Milano 14 Settembre – “Oggi la  Regione Lombardia ha licenziato Equitalia. Come avevamo promesso. Siamo la prima Regione a farlo. Nella seduta odierna la giunta ha approvato la proposta dell’assessore Garavaglia di affidare, a partire dal 15 settembre, la riscossione dei tributi di competenza regionale a un nuovo concessionario”. roberto_maroniLo annuncia il presidente della Regione Lombardia Roberto Maroni sul suo profilo Facebook. “Ciò significa riduzione dei costi per la Regione, riduzione delle spese per i contribuenti e, soprattutto, un rapporto con i cittadini e le imprese rispettoso e attento alle esigenze individuali”, conclude.

La seduta della Giunta regionale ha sancito l’avvio del nuovo sistema di riscossione coattiva a partire dal 15 settembre 2016
attraverso il nuovo Concessionario Rti Publiservizi e Duomo GPA, “individuato – spiega una nota di Regione Lombardia – mediante una gara ad evidenza pubblica, su scala europea”. Questo comporterà, per Regione Lombardia, una riduzione dei costi di aggio, che passeranno dall’8% al 5,9%, e per i contribuenti una riduzione delle spese postali. “Viene quindi eliminata – spiega la nota – la cartella esattoriale e introdotta l’ordinanza ingiunzione di pagamento quale strumento per il recupero coattivo delle somme dovute a Regione Lombardia e risultate inevase anche a seguito di comunicazioni informali finalizzate a
regolarizzare la posizione avvalendosi degli istituti giuridici deflattivi del contenzioso (avvisi bonari, ravvedimento operoso)”.
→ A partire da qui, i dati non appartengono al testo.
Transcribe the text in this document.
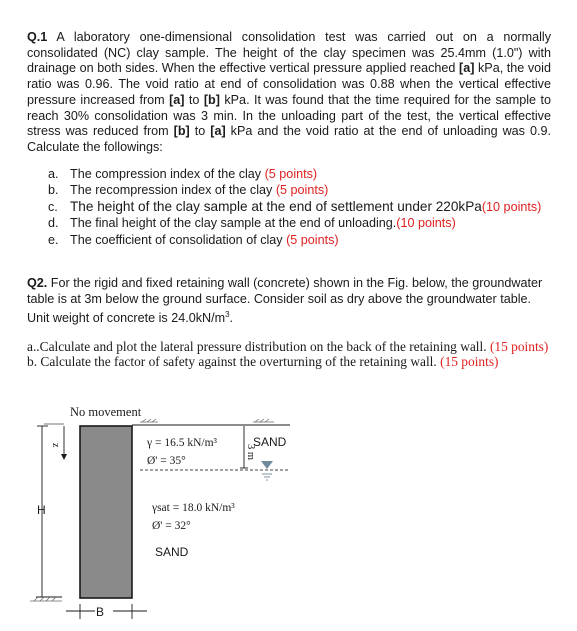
Q.1 A laboratory one-dimensional consolidation test was carried out on a normally consolidated (NC) clay sample. The height of the clay specimen was 25.4mm (1.0") with drainage on both sides. When the effective vertical pressure applied reached [a] kPa, the void ratio was 0.96. The void ratio at end of consolidation was 0.88 when the vertical effective pressure increased from [a] to [b] kPa. It was found that the time required for the sample to reach 30% consolidation was 3 min. In the unloading part of the test, the vertical effective stress was reduced from [b] to [a] kPa and the void ratio at the end of unloading was 0.9. Calculate the followings:

a. The compression index of the clay (5 points)
b. The recompression index of the clay (5 points)
c. The height of the clay sample at the end of settlement under 220kPa(10 points)
d. The final height of the clay sample at the end of unloading.(10 points)
e. The coefficient of consolidation of clay (5 points)

Q2. For the rigid and fixed retaining wall (concrete) shown in the Fig. below, the groundwater table is at 3m below the ground surface. Consider soil as dry above the groundwater table. Unit weight of concrete is $24.0kN/m^3$.

a..Calculate and plot the lateral pressure distribution on the back of the retaining wall. (15 points)

b. Calculate the factor of safety against the overturning of the retaining wall. (15 points)

No movement
z
H
B
γ = 16.5 kN/m³
Ø' = 35°
3 m
SAND
γsat = 18.0 kN/m³
Ø' = 32°
SAND
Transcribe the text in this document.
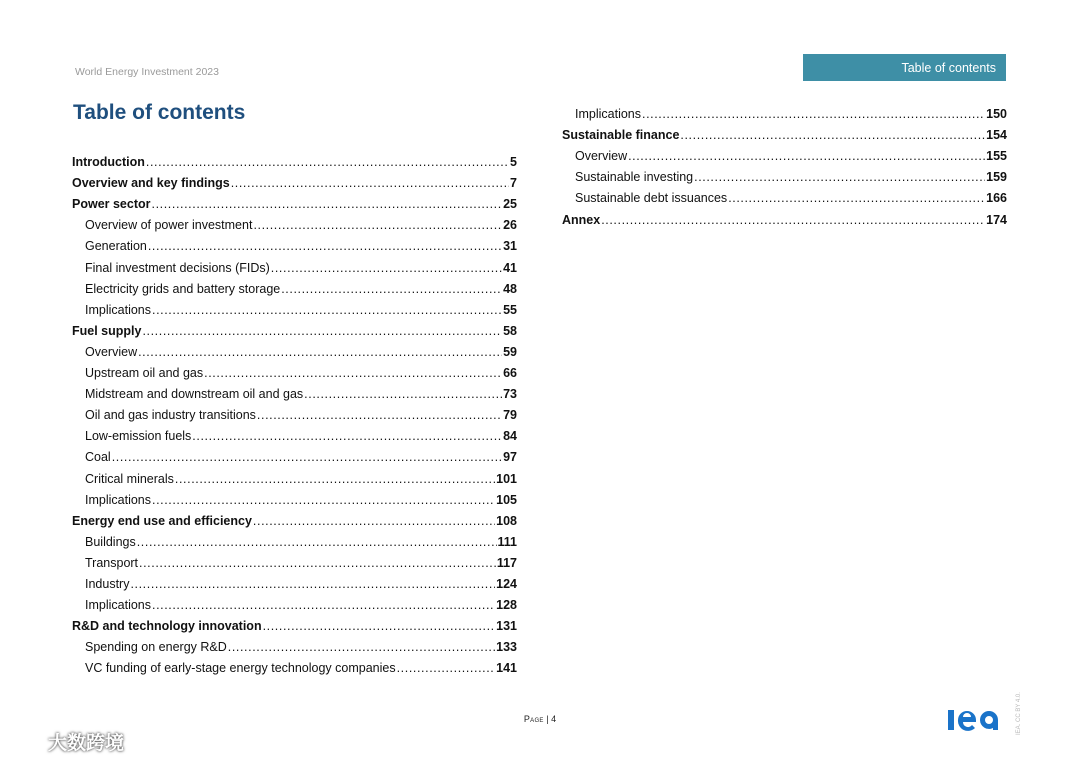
World Energy Investment 2023	Table of contents
Table of contents
Introduction .....	5
Overview and key findings .....	7
Power sector .....	25
Overview of power investment .....	26
Generation .....	31
Final investment decisions (FIDs) .....	41
Electricity grids and battery storage .....	48
Implications .....	55
Fuel supply .....	58
Overview .....	59
Upstream oil and gas .....	66
Midstream and downstream oil and gas .....	73
Oil and gas industry transitions .....	79
Low-emission fuels .....	84
Coal .....	97
Critical minerals .....	101
Implications .....	105
Energy end use and efficiency .....	108
Buildings .....	111
Transport .....	117
Industry .....	124
Implications .....	128
R&D and technology innovation .....	131
Spending on energy R&D .....	133
VC funding of early-stage energy technology companies .....	141
Implications .....	150
Sustainable finance .....	154
Overview .....	155
Sustainable investing .....	159
Sustainable debt issuances .....	166
Annex .....	174
Page | 4
iea	IEA. CC BY 4.0.
大数跨境
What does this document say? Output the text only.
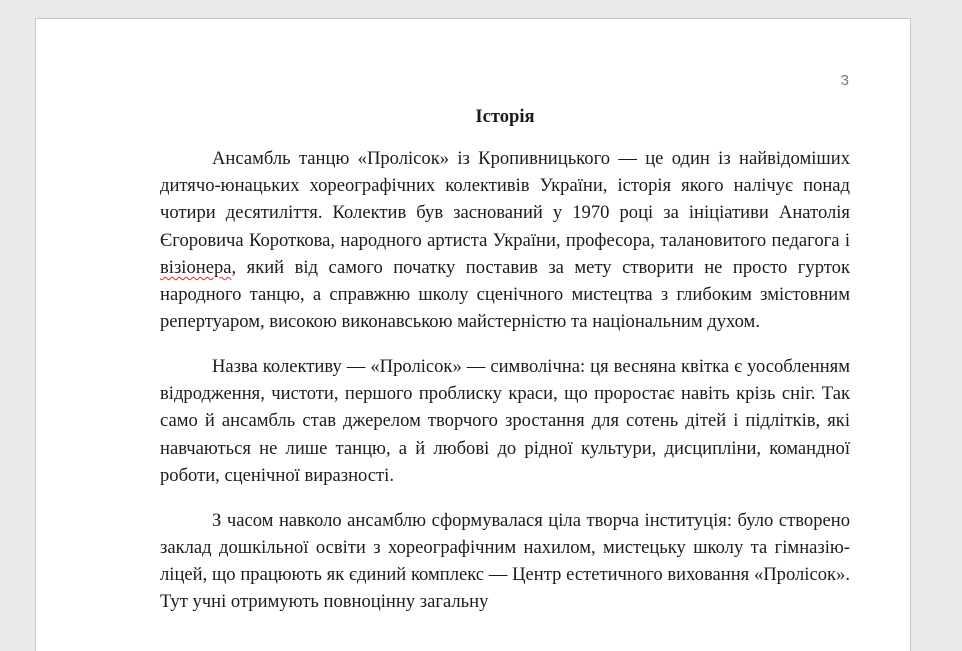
3
Історія

Ансамбль танцю «Пролісок» із Кропивницького — це один із найвідоміших дитячо-юнацьких хореографічних колективів України, історія якого налічує понад чотири десятиліття. Колектив був заснований у 1970 році за ініціативи Анатолія Єгоровича Короткова, народного артиста України, професора, талановитого педагога і візіонера, який від самого початку поставив за мету створити не просто гурток народного танцю, а справжню школу сценічного мистецтва з глибоким змістовним репертуаром, високою виконавською майстерністю та національним духом.

Назва колективу — «Пролісок» — символічна: ця весняна квітка є уособленням відродження, чистоти, першого проблиску краси, що проростає навіть крізь сніг. Так само й ансамбль став джерелом творчого зростання для сотень дітей і підлітків, які навчаються не лише танцю, а й любові до рідної культури, дисципліни, командної роботи, сценічної виразності.

З часом навколо ансамблю сформувалася ціла творча інституція: було створено заклад дошкільної освіти з хореографічним нахилом, мистецьку школу та гімназію-ліцей, що працюють як єдиний комплекс — Центр естетичного виховання «Пролісок». Тут учні отримують повноцінну загальну
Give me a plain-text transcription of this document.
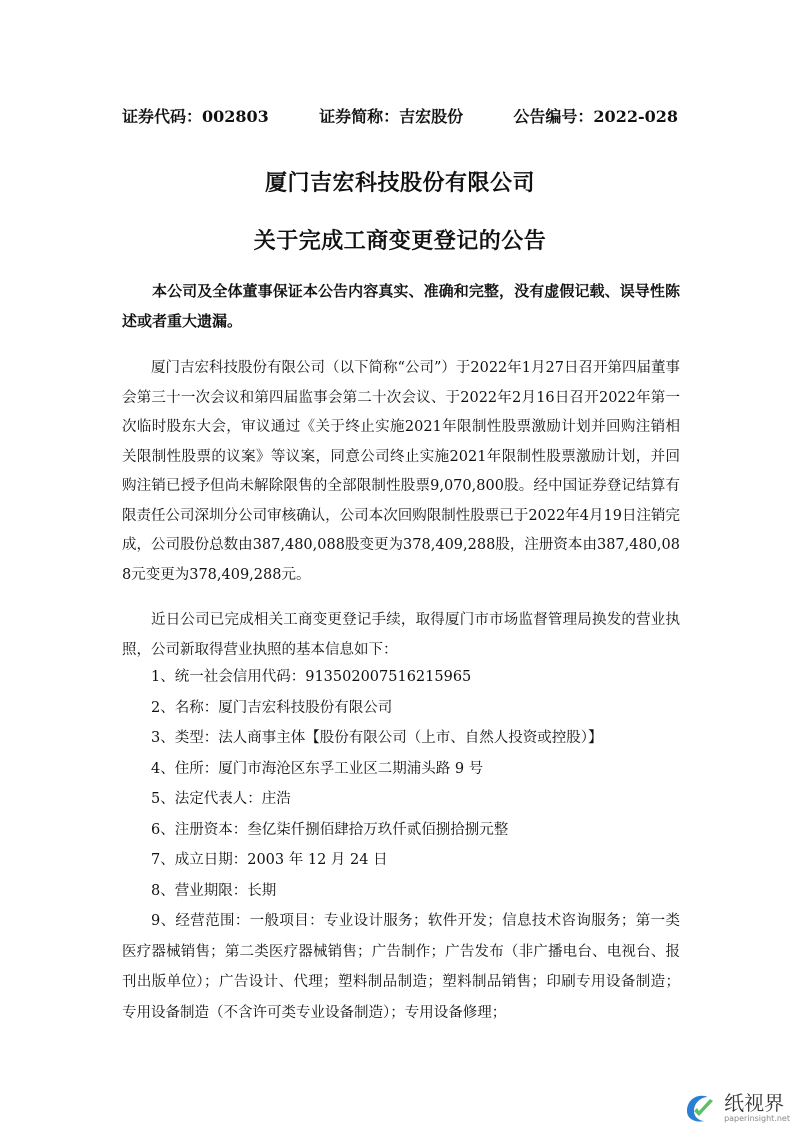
证券代码：002803	证券简称：吉宏股份	公告编号：2022-028
厦门吉宏科技股份有限公司
关于完成工商变更登记的公告
本公司及全体董事保证本公告内容真实、准确和完整，没有虚假记载、误导性陈述或者重大遗漏。
厦门吉宏科技股份有限公司（以下简称“公司”）于2022年1月27日召开第四届董事会第三十一次会议和第四届监事会第二十次会议、于2022年2月16日召开2022年第一次临时股东大会，审议通过《关于终止实施2021年限制性股票激励计划并回购注销相关限制性股票的议案》等议案，同意公司终止实施2021年限制性股票激励计划，并回购注销已授予但尚未解除限售的全部限制性股票9,070,800股。经中国证券登记结算有限责任公司深圳分公司审核确认，公司本次回购限制性股票已于2022年4月19日注销完成，公司股份总数由387,480,088股变更为378,409,288股，注册资本由387,480,088元变更为378,409,288元。
近日公司已完成相关工商变更登记手续，取得厦门市市场监督管理局换发的营业执照，公司新取得营业执照的基本信息如下：
1、统一社会信用代码：913502007516215965
2、名称：厦门吉宏科技股份有限公司
3、类型：法人商事主体【股份有限公司（上市、自然人投资或控股）】
4、住所：厦门市海沧区东孚工业区二期浦头路 9 号
5、法定代表人：庄浩
6、注册资本：叁亿柒仟捌佰肆拾万玖仟贰佰捌拾捌元整
7、成立日期：2003 年 12 月 24 日
8、营业期限：长期
9、经营范围：一般项目：专业设计服务；软件开发；信息技术咨询服务；第一类医疗器械销售；第二类医疗器械销售；广告制作；广告发布（非广播电台、电视台、报刊出版单位）；广告设计、代理；塑料制品制造；塑料制品销售；印刷专用设备制造；专用设备制造（不含许可类专业设备制造）；专用设备修理；
纸视界
paperinsight.net
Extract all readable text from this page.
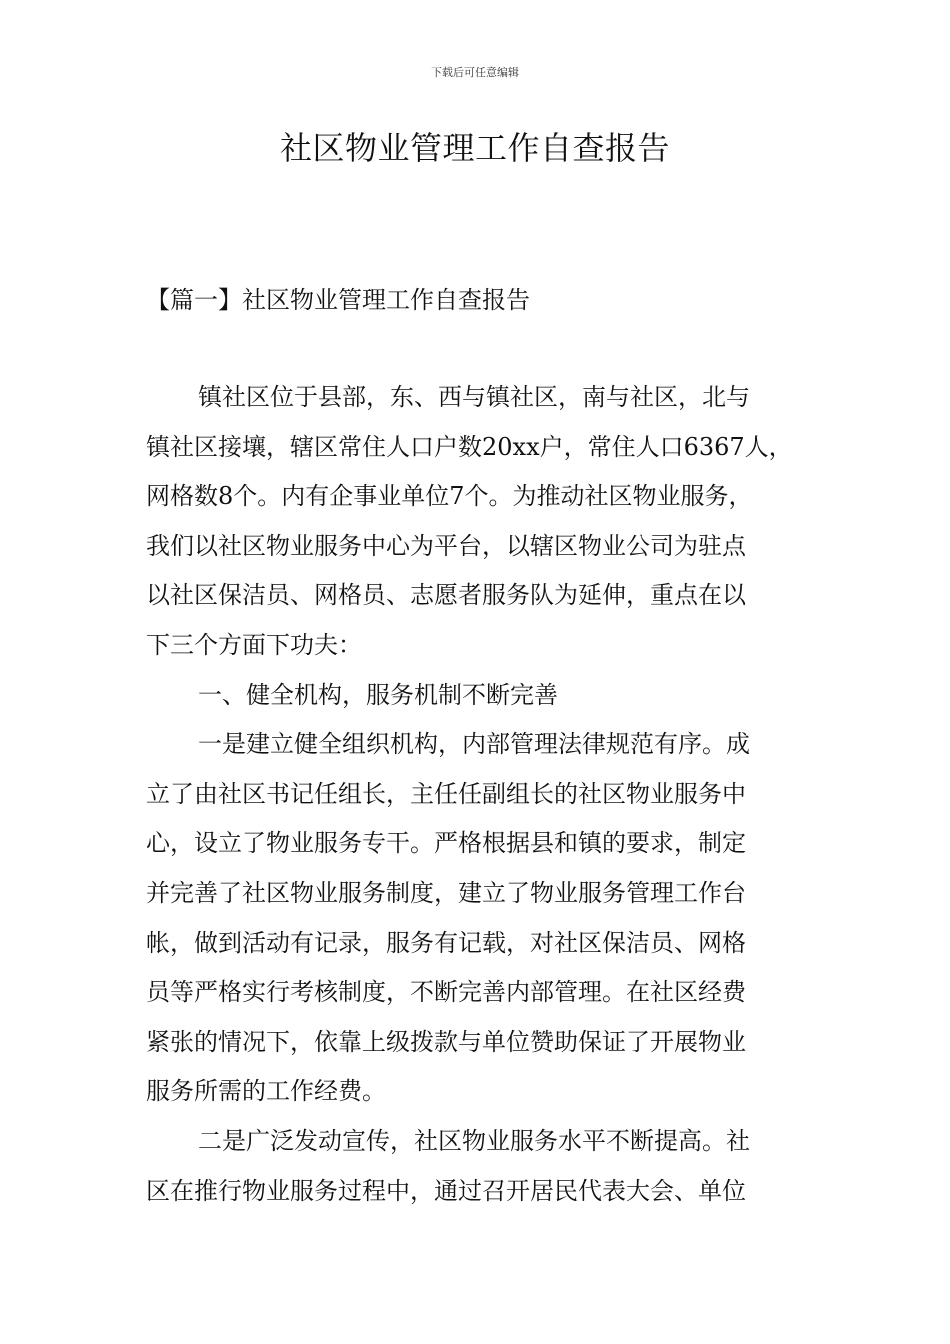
下载后可任意编辑
社区物业管理工作自查报告
【篇一】社区物业管理工作自查报告
镇社区位于县部，东、西与镇社区，南与社区，北与
镇社区接壤，辖区常住人口户数20xx户，常住人口6367人，
网格数8个。内有企事业单位7个。为推动社区物业服务，
我们以社区物业服务中心为平台，以辖区物业公司为驻点
以社区保洁员、网格员、志愿者服务队为延伸，重点在以
下三个方面下功夫：
一、健全机构，服务机制不断完善
一是建立健全组织机构，内部管理法律规范有序。成
立了由社区书记任组长，主任任副组长的社区物业服务中
心，设立了物业服务专干。严格根据县和镇的要求，制定
并完善了社区物业服务制度，建立了物业服务管理工作台
帐，做到活动有记录，服务有记载，对社区保洁员、网格
员等严格实行考核制度，不断完善内部管理。在社区经费
紧张的情况下，依靠上级拨款与单位赞助保证了开展物业
服务所需的工作经费。
二是广泛发动宣传，社区物业服务水平不断提高。社
区在推行物业服务过程中，通过召开居民代表大会、单位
Congiuntamente all’abbandono di Equitalia, la Regione ha realizzato una campagna di regolarizzazione agevolata, che, anche al fine di creare le condizioni per un’efficace riscossione della tassa automobilistica, ha prodotto una significativa riduzione delle posizioni: la campagna ha permesso di regolarizzare circa 1.000.000 di posizioni relative alla tassa automobilistica. “L’abbandono di Equitalia centra l’obiettivo, perseguito da Giunta e Consiglio regionali, un fisco vicino al cittadino creando un modello di fiscalità regionale più vicina al contribuente, che nel rispetto delle normative vigenti, viene valorizzato primariamente in quanto cittadino”. (Liberoquotidiano)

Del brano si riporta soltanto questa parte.